Some, who know no better, harp upon the foreknowledge of our repentance and faith, and say that, Election is according to the foreknowledge of God; a very scriptural statement, but they make a very unscriptural interpretation of it. Advancing by slow degrees, they next assert that God foreknew the faith and the good works of his people. Undoubtedly true, since he foreknew everything; but then comes their groundless inference, namely, that therefore the Lord chose his people because he foreknew them to be believers. It is undoubtedly true that foreknown excellencies are not the causes of election, since I have shown you that the Lord foreknew all our sin: and surely if there were enough virtue in our faith and goodness to constrain him to choose us, there would have been enough demerit in our bad works to have constrained him to reject us; so that if you make foreknowledge to operate in one way, you must also take it in the other, and you will soon perceive that it could not have been from anything good or bad in us that we were chosen, but according to the purpose of his own will, as it is written, I will have mercy upon whom I will have mercy, and I will have compassion on whom I will have compassion.

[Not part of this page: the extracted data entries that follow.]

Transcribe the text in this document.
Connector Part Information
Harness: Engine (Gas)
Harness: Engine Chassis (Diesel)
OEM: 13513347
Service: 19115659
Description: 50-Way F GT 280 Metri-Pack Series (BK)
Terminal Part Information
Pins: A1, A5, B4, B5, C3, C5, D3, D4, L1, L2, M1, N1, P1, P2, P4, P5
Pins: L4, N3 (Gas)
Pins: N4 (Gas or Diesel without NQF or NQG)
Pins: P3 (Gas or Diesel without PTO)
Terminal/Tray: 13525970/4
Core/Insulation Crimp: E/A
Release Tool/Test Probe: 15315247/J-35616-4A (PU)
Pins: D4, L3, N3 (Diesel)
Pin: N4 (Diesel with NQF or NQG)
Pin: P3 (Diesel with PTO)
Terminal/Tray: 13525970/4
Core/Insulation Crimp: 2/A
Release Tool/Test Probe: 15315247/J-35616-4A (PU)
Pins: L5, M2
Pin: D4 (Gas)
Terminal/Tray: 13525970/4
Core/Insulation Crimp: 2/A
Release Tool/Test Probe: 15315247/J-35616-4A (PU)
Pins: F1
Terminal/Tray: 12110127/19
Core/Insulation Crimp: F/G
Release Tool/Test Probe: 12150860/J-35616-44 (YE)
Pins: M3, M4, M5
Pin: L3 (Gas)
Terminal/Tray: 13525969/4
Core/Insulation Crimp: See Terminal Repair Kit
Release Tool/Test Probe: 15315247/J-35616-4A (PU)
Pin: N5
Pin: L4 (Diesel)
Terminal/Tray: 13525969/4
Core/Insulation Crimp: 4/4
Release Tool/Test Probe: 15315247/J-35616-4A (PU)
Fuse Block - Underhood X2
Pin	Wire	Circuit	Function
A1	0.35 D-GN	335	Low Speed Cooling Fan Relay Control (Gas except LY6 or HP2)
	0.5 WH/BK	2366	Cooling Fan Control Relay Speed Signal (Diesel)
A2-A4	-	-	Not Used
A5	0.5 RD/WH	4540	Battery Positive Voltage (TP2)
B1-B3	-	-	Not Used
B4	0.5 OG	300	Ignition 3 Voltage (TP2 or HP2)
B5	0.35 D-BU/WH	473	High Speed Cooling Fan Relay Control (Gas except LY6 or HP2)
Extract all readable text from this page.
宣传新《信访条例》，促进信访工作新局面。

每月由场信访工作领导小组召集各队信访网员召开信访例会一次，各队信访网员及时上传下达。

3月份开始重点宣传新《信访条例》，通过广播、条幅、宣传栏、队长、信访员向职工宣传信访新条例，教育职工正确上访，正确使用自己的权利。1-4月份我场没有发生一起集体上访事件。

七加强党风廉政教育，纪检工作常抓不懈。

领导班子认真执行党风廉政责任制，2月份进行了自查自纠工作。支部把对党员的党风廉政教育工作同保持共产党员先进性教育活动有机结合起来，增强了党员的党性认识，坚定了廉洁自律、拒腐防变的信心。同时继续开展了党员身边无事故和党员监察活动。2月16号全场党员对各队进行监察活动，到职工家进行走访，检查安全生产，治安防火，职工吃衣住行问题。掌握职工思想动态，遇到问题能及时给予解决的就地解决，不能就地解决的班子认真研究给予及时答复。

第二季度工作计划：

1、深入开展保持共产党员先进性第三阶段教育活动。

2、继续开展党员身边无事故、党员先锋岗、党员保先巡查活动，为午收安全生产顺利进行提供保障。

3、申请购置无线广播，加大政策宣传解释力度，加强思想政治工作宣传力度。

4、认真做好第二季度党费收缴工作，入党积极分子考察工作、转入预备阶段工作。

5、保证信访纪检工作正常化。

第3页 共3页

Recollect also that God himself did not foresee that there would be any love to him in us arising out of ourselves, for there never has been any, and there never will be; he only foresaw that we should believe because he gave us faith, he foresaw that we should repent because his Spirit would work repentance in us, he foresaw that we should love, because he wrought that love within us; and is there anything in the foresight that he means to give us such things that can account for his giving us such things? The case is self-evident – his foresight of what he means to do cannot be his reason for doing it.

There was nothing more in Abraham than in any one of us why God should have selected him, for whatever good was in Abraham God put it there. Now, if God put it there, the motive for his putting it there could not be the fact of his putting it there.

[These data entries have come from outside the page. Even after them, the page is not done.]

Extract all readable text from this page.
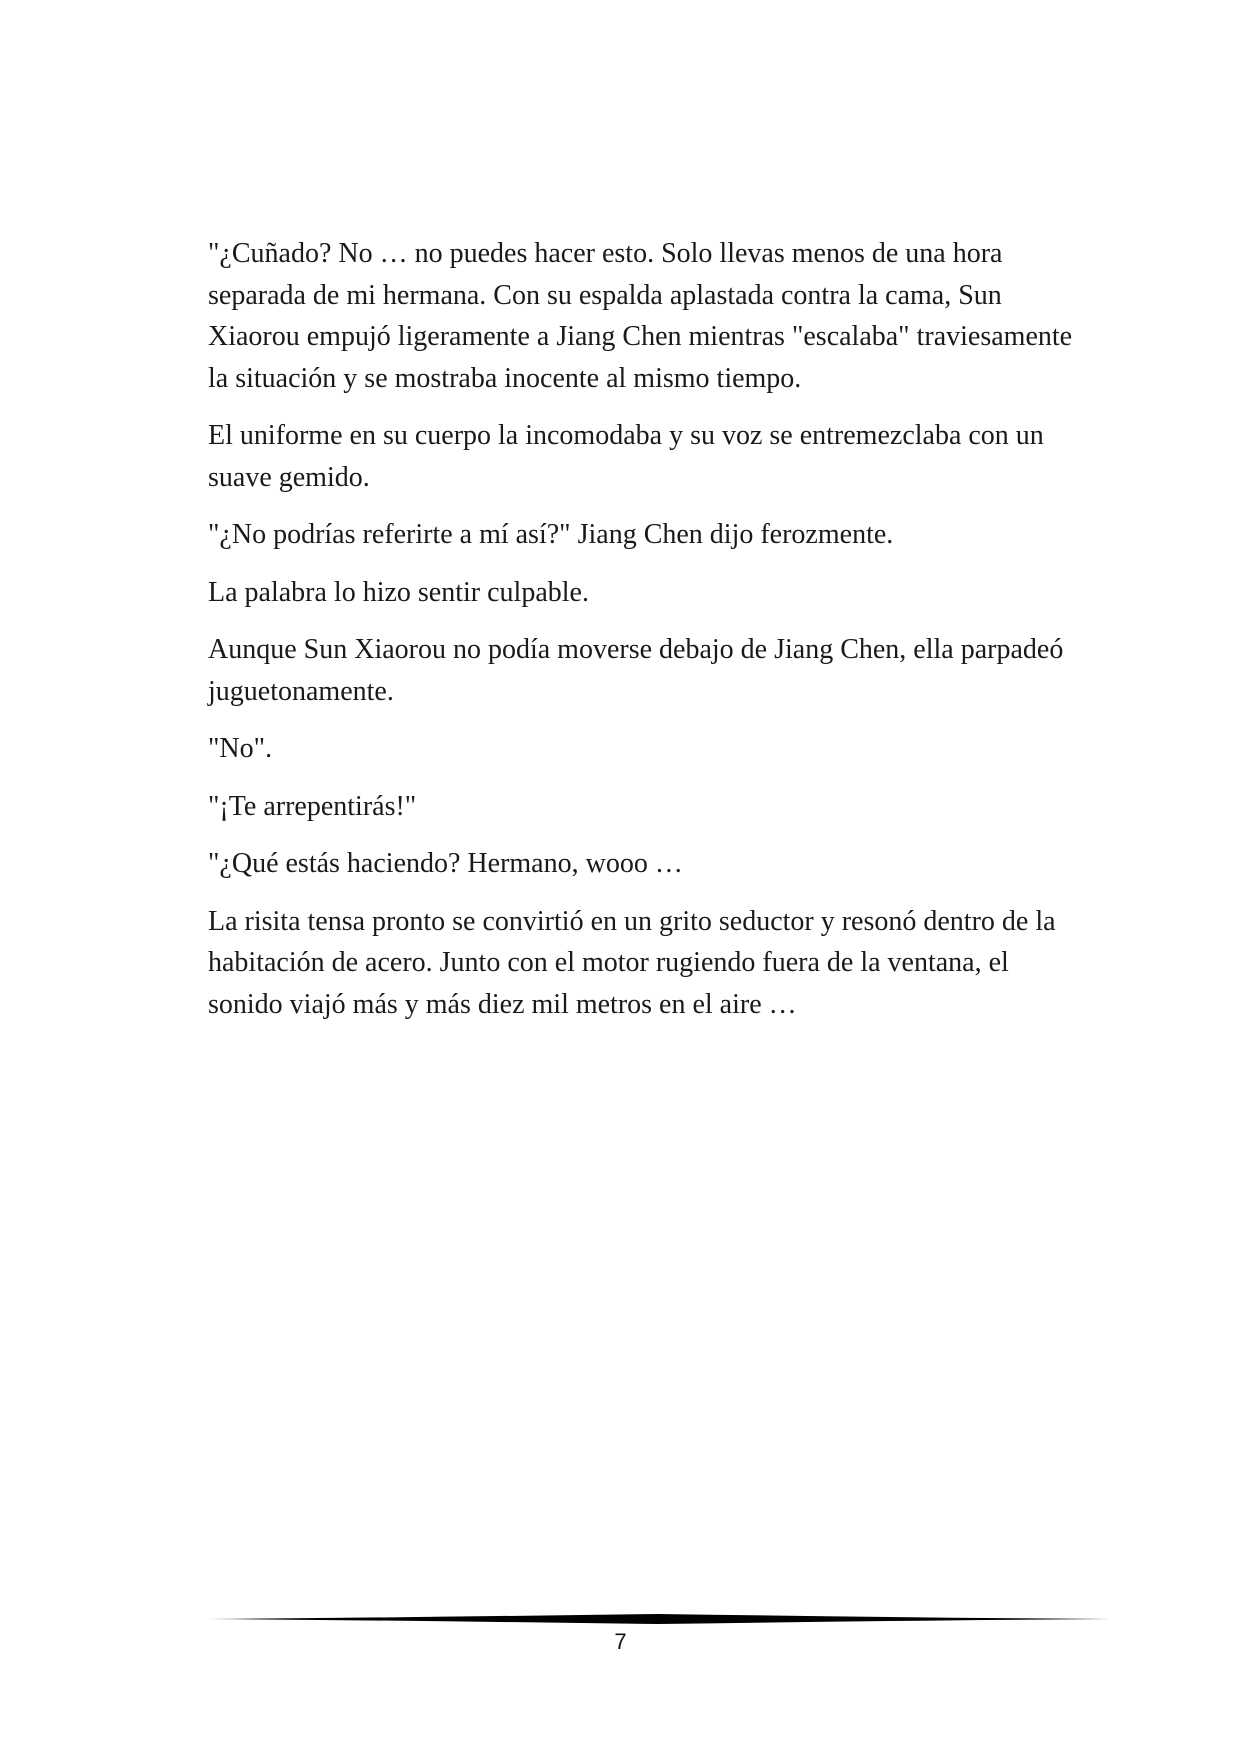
"¿Cuñado? No … no puedes hacer esto. Solo llevas menos de una hora separada de mi hermana. Con su espalda aplastada contra la cama, Sun Xiaorou empujó ligeramente a Jiang Chen mientras "escalaba" traviesamente la situación y se mostraba inocente al mismo tiempo.

El uniforme en su cuerpo la incomodaba y su voz se entremezclaba con un suave gemido.

"¿No podrías referirte a mí así?" Jiang Chen dijo ferozmente.

La palabra lo hizo sentir culpable.

Aunque Sun Xiaorou no podía moverse debajo de Jiang Chen, ella parpadeó juguetonamente.

"No".

"¡Te arrepentirás!"

"¿Qué estás haciendo? Hermano, wooo …

La risita tensa pronto se convirtió en un grito seductor y resonó dentro de la habitación de acero. Junto con el motor rugiendo fuera de la ventana, el sonido viajó más y más diez mil metros en el aire …

7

A controversialist once said, If I thought God had a chosen people, I should not preach. That is the very reason why I do preach. What would make him inactive is the mainspring of my earnestness. If the Lord had not a people to be saved, I should have little to cheer me in the ministry.

I believe that God will save his own elect, and I also believe that, if I do not preach the gospel, the blood of men will be laid at my door.

Our Saviour has bidden us to preach the gospel to every creature; he has not said, Preach it only to the elect; and though that might seem to be the most logical thing for us to do, yet, since he has not been pleased to stamp the elect in their foreheads, or to put any distinctive mark upon them, it would be an impossible task for us to perform; whereas, when we preach the gospel to every creature, the gospel makes its own division, and Christ’s sheep hear his voice, and follow him.

God neither chose them nor called them because they were holy, but He called them that they might be holy, and holiness is the beauty produced by His workmanship in them.

Grace does not choose a man and leave him as he is.